Howard Neibling helps farmers irrigate more efficiently.
“A lot of water users are being more careful with their water and trying to stretch,” said the extension water management engineer at the University of Idaho Kimberly Research and Extension Center. “Basically, what I’ve been doing for a long time is helping growers get the most production for the water they have. A lot of that is minimizing losses and making sure they time their applications to avoid water stress.”
He helps growers evaluate the efficiency of their irrigation system and determine if changes are warranted.
“I present to growers that you have a whole palate of options depending on how short you are (on water) and how much you want to save,” Neibling said.
He likes to focus on water-delivery efficiency.
Average amounts of pumped water that get into the soil range from 60-70% for hand- or wheel-line sprinklers up to 80% for a conventional center-pivot nozzle placed 5 or 6 feet off the ground, Neibling said.
About 90% of water gets into the soil if delivered by a Low Elevation Sprinkler Application system 30 to 36 inches above the ground, and 92-94% if the LESA is placed down into the plant canopy. Drip irrigation can be 95% efficient or more depending on the approach used.
Those rates account for losses from evaporation, leakage or deep seepage from over-application. They are lower in windy or dry conditions.
Researchers at UI, Utah State University, Brigham Young University and BYU-Idaho have been studying variable-rate irrigation, which adjusts sprinkler pivots or individual nozzles according to water need. Electronic controls customize applications to areas that are wet already, or especially dry, for example.
“Variable-rate makes the most sense where you have non-uniformity in soils in a field, or have areas of rock,” Niebling said. “We are trying to say we have variability out here, and how do we set our systems up to manage it?”
Such systems don’t pencil out where water is plentiful and inexpensive, but can produce major savings in other locations.
“In the Rupert (Idaho) area or other areas where there are rock piles or rock blowouts, you could program this so when it goes over a rock pile, it shuts off,” Neibling said.
Variable-rate systems also can help save on chemicals applied via irrigation.
Drip irrigation is also advancing. From a connection to a groundwater pump or filtered surface water, tubing or drip tape is rolled out and placed at the desired depth.
Neibling has been watching developments in mobile drip irrigation, in which lengths of drip tubing replace sprinkler heads on a pivot. Potential benefits include uniform application as the pivot moves around the field, less wind drift and water concentration at the root instead of foliage to make the plant less disease-prone.
“We are seeing some usage,” he said. “Again, it’s more expensive. But if you don’t have enough water to grow a decent crop, it may make sense to you.”
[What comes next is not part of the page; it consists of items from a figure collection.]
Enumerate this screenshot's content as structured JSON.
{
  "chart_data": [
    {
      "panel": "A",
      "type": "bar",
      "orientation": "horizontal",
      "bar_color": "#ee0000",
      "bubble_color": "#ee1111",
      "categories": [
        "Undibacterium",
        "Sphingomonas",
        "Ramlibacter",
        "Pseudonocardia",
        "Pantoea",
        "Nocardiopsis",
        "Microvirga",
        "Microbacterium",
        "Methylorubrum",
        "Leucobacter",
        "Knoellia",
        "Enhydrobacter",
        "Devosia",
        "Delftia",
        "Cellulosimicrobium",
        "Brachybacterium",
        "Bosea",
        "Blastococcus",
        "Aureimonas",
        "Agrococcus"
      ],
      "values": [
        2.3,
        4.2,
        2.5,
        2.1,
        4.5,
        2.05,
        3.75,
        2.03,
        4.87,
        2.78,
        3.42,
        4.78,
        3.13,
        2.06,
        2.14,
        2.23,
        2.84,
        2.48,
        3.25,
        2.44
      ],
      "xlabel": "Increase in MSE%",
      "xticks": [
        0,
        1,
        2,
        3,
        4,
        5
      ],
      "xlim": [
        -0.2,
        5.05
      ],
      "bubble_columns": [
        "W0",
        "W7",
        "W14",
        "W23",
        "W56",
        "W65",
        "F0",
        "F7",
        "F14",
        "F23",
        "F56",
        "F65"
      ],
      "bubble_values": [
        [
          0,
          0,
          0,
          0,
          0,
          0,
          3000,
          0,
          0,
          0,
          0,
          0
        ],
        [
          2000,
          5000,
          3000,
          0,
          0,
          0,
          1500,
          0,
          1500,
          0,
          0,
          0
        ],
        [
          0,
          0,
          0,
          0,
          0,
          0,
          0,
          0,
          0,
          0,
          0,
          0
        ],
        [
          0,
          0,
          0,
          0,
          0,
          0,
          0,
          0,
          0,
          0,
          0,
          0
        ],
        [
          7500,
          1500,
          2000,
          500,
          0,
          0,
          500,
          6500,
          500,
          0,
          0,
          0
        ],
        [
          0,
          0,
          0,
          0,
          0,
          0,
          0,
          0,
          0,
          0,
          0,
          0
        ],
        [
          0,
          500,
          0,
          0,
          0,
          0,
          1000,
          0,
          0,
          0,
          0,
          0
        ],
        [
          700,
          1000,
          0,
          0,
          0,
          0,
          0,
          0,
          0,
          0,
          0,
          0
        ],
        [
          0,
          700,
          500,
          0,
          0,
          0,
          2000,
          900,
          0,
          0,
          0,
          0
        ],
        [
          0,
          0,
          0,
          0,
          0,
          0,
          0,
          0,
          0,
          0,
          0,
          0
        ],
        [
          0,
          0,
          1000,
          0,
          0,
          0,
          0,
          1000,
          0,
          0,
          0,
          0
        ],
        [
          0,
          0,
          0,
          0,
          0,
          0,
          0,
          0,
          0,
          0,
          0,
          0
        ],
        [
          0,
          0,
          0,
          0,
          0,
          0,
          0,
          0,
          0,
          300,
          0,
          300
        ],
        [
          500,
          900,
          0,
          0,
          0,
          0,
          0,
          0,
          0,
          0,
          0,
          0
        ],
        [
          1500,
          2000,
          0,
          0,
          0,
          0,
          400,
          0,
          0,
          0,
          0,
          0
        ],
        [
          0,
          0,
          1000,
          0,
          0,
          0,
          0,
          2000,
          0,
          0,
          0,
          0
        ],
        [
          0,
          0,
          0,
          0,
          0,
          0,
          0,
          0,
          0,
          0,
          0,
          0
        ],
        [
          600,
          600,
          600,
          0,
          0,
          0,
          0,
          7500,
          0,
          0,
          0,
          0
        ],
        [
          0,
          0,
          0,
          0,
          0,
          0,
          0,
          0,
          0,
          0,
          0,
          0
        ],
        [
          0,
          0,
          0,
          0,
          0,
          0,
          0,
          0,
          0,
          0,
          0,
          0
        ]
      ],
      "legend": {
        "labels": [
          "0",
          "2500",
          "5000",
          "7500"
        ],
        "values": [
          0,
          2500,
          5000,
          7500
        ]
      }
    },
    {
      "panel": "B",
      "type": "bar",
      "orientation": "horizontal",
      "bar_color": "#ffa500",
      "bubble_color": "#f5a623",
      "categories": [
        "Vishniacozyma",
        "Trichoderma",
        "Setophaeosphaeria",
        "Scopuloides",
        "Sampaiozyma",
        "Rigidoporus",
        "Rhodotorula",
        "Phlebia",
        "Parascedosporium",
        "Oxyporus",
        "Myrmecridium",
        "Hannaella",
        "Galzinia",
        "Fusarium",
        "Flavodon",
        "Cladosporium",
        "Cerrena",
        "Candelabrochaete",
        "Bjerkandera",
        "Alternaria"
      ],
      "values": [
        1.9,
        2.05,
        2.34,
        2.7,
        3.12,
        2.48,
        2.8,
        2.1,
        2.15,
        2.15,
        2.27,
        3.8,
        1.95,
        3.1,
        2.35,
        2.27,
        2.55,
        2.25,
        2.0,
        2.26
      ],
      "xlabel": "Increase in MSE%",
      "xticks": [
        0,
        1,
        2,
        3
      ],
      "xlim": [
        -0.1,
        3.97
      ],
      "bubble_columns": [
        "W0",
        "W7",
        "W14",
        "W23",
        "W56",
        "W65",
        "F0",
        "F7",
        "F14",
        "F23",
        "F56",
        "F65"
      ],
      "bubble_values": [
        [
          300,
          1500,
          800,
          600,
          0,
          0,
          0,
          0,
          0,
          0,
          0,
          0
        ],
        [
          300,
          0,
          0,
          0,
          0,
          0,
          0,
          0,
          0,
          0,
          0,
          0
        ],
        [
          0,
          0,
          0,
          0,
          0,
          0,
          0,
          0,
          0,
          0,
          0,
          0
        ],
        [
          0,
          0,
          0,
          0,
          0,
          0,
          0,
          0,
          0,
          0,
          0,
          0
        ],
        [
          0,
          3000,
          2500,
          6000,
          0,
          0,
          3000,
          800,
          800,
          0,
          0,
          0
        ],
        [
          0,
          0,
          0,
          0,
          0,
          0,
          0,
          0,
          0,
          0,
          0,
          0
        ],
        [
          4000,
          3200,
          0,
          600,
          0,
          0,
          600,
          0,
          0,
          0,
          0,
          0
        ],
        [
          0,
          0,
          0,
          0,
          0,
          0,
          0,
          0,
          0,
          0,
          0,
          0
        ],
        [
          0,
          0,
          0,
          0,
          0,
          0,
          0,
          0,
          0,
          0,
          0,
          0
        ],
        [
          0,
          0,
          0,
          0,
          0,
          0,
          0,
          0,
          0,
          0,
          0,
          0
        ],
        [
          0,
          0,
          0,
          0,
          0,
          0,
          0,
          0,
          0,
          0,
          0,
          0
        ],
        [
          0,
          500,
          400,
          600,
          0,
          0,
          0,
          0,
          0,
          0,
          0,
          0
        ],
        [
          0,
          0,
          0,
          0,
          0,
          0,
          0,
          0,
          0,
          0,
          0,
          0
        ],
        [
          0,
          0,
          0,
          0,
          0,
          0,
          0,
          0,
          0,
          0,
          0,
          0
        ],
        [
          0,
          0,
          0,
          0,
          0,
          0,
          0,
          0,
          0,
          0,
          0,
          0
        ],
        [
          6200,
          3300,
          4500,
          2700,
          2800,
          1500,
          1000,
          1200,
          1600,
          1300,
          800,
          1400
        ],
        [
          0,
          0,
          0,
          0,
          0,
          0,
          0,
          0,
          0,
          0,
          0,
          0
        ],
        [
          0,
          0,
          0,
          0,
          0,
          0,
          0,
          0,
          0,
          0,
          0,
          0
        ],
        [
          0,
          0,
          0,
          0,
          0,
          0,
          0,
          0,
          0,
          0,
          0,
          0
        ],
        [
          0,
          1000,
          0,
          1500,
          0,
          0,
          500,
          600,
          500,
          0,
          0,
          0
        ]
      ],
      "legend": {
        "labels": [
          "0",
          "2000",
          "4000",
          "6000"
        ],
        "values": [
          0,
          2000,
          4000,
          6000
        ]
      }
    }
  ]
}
Neibling said costs to convert to various systems include about $8,000 per pivot to go from sprinkler heads 5 to 6 feet off the ground to LESA set at 30-36 inches, or about $12,000 if they’re at 18-24 inches because more heads are needed for narrower spacing.
The cost is $20,000 to convert a pivot to mobile drip, with water filtration accounting for about half of the pricetag.
“With the uncertainty coming from climate-change effects, we may have less water and higher crop demand,” said Neibling, who works with soil-moisture sensors as well as irrigation systems. “So we’re going to have to manage water even better in the future.”